A total of 11 Safety Recommendations were made as a result of the Investigation in respect of three matters - Airspace management in conflict zones (1-3), Risk Assessment (4-9) and Operator accountability (10-11) as follows:

  1. that the ICAO should incorporate in Standards that States dealing with an armed conflict in their territory shall at an early stage publish information that is as specific as possible regarding the nature and extent of threats of that conflict and its consequences for civil aviation, providing clear definitions of relevant terms, such as conflict zone and armed conflict.
  2. that the ICAO should ask States dealing with an armed conflict for additional information if published aeronautical or other publications give cause to do so and offer assistance and consider issuing a State Letter if, in the opinion of ICAO, (such) States do not sufficiently fulfil their responsibility for the safety of the airspace for civil aviation.
  3. that the ICAO should update Standards and Recommended Practices related to the consequences of armed conflicts for civil aviation and convert the relevant Recommended Practices into Standards as much as possible so that States will be able to take unambiguous measures if the safety of civil aviation may be at issue.
  4. that ICAO Member States should ensure that States’ responsibilities related to the safety of their airspace are (strictly) defined in the Chicago Convention and the underlying Standards and Recommended Practices, so that it is clear in which cases airspace should be closed. (The publication of this Recommendation was accompanied by a Note which says that "the States most closely involved in the investigation into the crash of flight MH17 could initiate this".)
  5. that the ICAO and the IATA should encourage States and Operators who have relevant information about threats within foreign airspace to make this available in a timely manner to others who have an interest in it in connection with aviation safety and ensure that the relevant paragraphs in the ICAO Annexes concerned are extended and made more strict.
  6. that the ICAO should amend relevant Standards so that risk assessments also cover threats to civil aviation in the airspace at cruising level, especially when overflying conflict zones.
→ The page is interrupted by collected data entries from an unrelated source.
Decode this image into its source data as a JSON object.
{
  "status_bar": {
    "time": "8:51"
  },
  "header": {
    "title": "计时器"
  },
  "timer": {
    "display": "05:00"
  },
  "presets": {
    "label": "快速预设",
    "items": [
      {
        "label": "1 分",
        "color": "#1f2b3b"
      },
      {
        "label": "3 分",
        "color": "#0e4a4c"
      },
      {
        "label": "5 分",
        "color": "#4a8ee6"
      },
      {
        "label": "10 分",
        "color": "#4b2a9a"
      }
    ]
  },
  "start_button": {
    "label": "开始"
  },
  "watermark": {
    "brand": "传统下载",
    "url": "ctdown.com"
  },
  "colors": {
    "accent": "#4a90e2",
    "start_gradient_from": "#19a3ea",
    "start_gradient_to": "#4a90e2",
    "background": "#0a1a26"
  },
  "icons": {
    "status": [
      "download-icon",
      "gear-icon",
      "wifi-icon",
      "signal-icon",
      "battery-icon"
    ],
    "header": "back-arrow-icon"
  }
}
Factors which increase risk and/or uncertainty need to be included in these risk assessments in accordance with the proposals made by the ICAO Working Group on Threat and Risk.
  7. that the IATA should ensure that the (ICAO) Standards regarding risk assessment are also reflected in IATA Operational Safety Audits (IOSA).
  8. that States (in their capacity as States of an Operator) should ensure that Operators are required through national regulations to make risk assessments of overflying conflict zones which include factors that increase risk and/or uncertainty in accordance with the proposals made by the ICAO Working Group on Threat and Risk.
  9. that the ICAO and the IATA should, in addition to actions already taken, such as the website with notifications about conflict zones (ICAO Conflict Zone Information Repository), initiate a platform for exchanging experiences and good practices regarding assessing the risks related to the overflying of conflict zones.
  10. that the IATA should ensure that their member airlines agree on how to publish clear information to potential passengers about flight routes over conflict zones and on making operators accountable for that information.
  11. that Operators should provide public accountability for flight routes chosen, at least once a year.

A Preliminary Report on the initial progress of the Investigation was published on 9 September 2014 and the Final Report was published on 13 October 2015 along with a series of Appendices (A-Z) which, if required, may be consulted using the links provided on the Dutch TSB website.